It’s 11 o’clock at night and you’ve been driving for eight hours, most of which was spent trying to get to your next destination, but for the last hour and a half you’ve been trying to find a place to camp for the night where you’re not going to get a knock on the window at 2 o’clock in the morning from a police officer asking you to move on. Then you see it: the familiar blue and at this point God-like sign for Walmart.
You and your partner are excited, the end is in sight, but you’re still concerned about spending the night at Walmart. You’re not in a great part of town, what if there’s no other campers there and you’re alone and a sitting duck in half-acre cement parking lot that’s lit up like the NASA space station?
Then you pull in to the parking area and you relax, it’s all going to be okay, there are eight other RVs there, all of gigantic proportions and each likely costing more than $100,000, a far cry from your van that’s held together with some chewing gum and a prayer. You back your teeny tiny little VW camper in between two behemoths and their slide-outs, and listen to the familiar sound of the generators that run on these beasts all night long.
And you know you’re home.
Even better, you know that the next morning you will be able to get up and wander into the Walmart, use the washroom, wash up at the sink, and possibly even snag some coffee or a hashbrown or two from the McDonald’s inside. Out of milk? Walmart has it! Need some papertowels or toilet paper? Walmart has that, too.

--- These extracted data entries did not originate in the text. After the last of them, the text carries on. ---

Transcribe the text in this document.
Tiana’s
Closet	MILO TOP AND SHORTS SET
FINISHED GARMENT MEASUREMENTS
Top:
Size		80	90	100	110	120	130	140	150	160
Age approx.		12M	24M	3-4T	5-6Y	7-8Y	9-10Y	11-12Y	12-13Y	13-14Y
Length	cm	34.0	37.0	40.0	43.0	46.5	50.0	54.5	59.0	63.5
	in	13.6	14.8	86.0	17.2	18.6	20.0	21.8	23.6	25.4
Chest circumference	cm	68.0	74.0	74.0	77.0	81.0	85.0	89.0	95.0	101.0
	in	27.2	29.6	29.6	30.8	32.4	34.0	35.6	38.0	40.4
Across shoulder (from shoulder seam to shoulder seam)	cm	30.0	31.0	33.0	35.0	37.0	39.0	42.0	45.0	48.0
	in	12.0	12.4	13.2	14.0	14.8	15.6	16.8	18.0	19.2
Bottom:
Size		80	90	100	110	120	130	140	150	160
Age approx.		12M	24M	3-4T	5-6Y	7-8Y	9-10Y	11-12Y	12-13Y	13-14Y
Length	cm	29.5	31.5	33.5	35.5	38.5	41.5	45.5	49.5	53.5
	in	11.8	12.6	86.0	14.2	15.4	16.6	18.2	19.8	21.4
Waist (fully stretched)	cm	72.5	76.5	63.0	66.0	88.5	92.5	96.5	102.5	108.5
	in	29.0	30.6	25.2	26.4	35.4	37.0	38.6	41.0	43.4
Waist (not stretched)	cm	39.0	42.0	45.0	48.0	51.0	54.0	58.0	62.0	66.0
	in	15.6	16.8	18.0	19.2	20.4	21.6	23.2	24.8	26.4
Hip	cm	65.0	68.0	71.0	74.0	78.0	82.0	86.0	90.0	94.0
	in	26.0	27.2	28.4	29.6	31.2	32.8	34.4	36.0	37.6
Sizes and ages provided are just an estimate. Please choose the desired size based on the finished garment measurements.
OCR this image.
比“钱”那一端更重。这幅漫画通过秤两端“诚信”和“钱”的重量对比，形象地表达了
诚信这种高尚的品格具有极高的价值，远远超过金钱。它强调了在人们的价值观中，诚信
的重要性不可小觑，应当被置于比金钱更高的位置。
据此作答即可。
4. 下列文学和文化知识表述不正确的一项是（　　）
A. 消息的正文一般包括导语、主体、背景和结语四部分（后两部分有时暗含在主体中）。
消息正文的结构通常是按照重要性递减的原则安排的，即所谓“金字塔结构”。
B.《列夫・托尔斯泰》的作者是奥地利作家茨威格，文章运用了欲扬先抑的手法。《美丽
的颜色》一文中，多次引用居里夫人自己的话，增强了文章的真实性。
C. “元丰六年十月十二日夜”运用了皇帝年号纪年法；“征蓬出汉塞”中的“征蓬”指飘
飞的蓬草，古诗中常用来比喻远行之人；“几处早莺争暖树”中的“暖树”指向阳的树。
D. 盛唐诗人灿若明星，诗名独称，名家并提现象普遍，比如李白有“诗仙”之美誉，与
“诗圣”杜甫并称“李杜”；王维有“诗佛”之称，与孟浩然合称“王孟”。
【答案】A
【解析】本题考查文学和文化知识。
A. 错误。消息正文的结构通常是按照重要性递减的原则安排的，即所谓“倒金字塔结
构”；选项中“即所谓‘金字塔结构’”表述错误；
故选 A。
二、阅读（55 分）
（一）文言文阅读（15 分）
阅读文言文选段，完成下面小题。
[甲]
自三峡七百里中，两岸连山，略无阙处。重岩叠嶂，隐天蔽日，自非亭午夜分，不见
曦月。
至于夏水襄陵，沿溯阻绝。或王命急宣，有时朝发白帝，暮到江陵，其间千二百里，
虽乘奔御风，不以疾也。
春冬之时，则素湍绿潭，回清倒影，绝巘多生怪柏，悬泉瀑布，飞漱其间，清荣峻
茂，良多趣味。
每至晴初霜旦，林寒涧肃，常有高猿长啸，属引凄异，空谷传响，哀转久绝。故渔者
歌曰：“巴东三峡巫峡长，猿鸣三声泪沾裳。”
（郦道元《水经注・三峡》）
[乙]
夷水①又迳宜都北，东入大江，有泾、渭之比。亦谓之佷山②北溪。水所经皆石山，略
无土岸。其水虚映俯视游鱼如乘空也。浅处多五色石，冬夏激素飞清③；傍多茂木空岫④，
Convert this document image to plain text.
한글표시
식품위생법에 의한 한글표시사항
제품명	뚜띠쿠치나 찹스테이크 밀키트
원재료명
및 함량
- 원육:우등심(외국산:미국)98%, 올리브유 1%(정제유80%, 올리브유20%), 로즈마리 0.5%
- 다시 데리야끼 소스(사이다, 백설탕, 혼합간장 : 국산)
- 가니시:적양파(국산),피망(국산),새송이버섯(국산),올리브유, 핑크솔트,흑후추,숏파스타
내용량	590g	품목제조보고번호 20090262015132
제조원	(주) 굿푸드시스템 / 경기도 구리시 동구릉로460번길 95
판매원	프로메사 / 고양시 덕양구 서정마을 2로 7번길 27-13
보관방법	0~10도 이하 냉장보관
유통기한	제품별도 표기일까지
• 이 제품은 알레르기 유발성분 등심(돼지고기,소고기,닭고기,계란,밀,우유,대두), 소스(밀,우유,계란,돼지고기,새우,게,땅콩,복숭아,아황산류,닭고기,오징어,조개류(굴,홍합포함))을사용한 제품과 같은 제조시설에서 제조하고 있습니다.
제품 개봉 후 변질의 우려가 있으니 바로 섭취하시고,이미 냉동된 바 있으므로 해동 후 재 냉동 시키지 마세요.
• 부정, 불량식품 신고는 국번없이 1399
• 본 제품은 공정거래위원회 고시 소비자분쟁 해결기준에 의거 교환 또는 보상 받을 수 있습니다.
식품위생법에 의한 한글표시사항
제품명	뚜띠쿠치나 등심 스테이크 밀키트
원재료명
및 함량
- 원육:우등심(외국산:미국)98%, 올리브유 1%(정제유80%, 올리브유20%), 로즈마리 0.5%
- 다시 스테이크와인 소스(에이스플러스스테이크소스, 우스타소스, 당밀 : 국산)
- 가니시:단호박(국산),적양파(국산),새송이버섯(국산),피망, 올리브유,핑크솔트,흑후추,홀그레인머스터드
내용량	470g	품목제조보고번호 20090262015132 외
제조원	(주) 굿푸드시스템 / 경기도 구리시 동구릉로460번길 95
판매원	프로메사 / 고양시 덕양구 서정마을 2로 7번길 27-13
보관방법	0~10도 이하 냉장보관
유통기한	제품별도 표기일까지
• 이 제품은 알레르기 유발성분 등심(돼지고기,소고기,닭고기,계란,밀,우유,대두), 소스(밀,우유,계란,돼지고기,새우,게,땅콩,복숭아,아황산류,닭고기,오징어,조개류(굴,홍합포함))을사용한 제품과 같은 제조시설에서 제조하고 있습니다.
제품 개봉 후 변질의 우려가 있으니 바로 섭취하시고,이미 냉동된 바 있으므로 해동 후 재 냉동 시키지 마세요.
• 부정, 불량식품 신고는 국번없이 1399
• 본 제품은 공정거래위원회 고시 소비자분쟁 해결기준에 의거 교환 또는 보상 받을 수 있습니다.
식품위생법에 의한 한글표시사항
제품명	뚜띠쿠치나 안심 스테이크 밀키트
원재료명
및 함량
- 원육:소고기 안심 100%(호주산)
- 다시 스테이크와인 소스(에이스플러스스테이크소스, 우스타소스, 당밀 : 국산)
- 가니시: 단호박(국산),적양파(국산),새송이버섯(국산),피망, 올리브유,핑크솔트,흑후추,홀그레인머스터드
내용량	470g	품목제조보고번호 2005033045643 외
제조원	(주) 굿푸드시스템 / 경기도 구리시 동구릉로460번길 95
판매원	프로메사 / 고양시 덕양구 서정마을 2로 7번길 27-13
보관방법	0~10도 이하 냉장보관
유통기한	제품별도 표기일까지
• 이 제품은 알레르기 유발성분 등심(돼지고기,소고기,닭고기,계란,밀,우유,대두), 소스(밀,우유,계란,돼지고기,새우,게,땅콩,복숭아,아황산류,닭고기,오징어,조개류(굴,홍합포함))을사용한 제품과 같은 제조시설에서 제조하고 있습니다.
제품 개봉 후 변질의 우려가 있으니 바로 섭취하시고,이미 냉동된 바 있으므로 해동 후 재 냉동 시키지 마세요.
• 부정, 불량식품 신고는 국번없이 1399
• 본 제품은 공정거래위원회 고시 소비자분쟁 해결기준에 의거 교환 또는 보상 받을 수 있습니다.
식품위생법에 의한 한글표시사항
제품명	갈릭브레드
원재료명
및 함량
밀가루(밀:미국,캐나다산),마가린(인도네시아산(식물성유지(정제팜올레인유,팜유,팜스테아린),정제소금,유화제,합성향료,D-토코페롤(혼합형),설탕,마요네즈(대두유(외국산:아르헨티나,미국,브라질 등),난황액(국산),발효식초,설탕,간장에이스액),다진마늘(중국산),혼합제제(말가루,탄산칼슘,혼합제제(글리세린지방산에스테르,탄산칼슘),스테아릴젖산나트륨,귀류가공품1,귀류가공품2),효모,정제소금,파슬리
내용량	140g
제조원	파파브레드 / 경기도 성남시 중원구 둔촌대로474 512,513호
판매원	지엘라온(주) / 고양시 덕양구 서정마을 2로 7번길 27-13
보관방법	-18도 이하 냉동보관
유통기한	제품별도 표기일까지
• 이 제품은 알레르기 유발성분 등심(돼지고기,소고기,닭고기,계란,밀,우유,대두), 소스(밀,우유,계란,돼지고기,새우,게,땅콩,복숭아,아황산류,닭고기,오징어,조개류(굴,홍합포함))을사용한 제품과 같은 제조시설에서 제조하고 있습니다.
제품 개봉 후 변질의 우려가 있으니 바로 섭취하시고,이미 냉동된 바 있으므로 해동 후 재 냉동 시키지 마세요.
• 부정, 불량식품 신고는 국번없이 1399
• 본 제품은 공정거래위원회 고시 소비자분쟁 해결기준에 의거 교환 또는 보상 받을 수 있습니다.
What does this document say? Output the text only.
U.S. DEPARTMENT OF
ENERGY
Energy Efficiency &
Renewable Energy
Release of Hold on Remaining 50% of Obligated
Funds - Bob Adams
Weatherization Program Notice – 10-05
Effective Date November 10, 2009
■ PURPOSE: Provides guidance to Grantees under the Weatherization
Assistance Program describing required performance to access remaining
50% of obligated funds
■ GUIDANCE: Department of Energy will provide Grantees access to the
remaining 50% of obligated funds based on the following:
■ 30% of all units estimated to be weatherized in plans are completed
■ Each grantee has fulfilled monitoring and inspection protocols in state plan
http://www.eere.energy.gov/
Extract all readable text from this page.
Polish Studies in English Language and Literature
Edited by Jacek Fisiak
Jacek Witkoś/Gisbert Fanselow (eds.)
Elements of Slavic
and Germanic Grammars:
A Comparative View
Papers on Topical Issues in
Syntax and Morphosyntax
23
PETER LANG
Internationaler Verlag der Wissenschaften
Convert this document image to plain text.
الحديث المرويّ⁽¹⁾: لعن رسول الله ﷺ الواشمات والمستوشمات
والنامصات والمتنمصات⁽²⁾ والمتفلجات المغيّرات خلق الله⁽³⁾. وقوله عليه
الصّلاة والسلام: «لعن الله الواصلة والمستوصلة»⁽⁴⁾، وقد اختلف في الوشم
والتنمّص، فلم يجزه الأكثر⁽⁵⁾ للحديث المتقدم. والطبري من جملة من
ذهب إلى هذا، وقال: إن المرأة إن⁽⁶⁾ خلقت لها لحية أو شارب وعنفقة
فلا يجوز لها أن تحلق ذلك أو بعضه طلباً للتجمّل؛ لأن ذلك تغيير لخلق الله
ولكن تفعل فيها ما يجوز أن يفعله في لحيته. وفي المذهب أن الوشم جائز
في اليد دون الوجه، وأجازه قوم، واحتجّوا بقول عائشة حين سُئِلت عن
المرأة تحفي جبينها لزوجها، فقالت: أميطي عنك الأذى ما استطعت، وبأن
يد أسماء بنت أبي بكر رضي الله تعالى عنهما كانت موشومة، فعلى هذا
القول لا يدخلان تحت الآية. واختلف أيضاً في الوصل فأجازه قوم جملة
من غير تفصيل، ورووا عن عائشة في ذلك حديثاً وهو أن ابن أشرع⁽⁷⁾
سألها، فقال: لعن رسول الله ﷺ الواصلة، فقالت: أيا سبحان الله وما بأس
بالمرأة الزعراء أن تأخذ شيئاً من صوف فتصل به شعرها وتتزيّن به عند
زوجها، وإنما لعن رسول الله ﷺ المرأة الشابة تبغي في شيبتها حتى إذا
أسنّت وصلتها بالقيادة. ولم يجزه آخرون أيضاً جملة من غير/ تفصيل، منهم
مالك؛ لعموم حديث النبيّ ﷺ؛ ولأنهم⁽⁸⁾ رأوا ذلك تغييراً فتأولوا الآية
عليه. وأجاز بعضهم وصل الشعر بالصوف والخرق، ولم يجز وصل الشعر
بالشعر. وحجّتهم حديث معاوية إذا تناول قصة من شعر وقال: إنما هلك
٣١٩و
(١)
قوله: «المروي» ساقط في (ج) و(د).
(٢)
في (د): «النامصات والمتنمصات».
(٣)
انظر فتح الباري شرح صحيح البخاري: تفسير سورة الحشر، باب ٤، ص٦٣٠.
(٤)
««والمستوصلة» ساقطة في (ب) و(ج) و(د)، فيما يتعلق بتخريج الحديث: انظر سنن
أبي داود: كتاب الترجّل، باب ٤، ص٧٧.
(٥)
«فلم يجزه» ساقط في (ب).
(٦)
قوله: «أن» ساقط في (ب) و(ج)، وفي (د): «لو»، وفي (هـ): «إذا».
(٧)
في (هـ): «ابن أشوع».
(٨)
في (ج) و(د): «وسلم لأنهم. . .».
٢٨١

All these things are why when I now see a Walmart sign I get an instantaneous feeling of well being, almost like Pavlov’s dogs. And this is why Walmart is a marketing genius. Some might say, why do they let RVs park in the parking lot overnight? Where’s the benefit? THAT is the benefit, right there. Only unlike us, the other RVers may actually shop at Walmart for things other than the necessities, but either way the free camping has definitely changed my perception of this mega-corporation.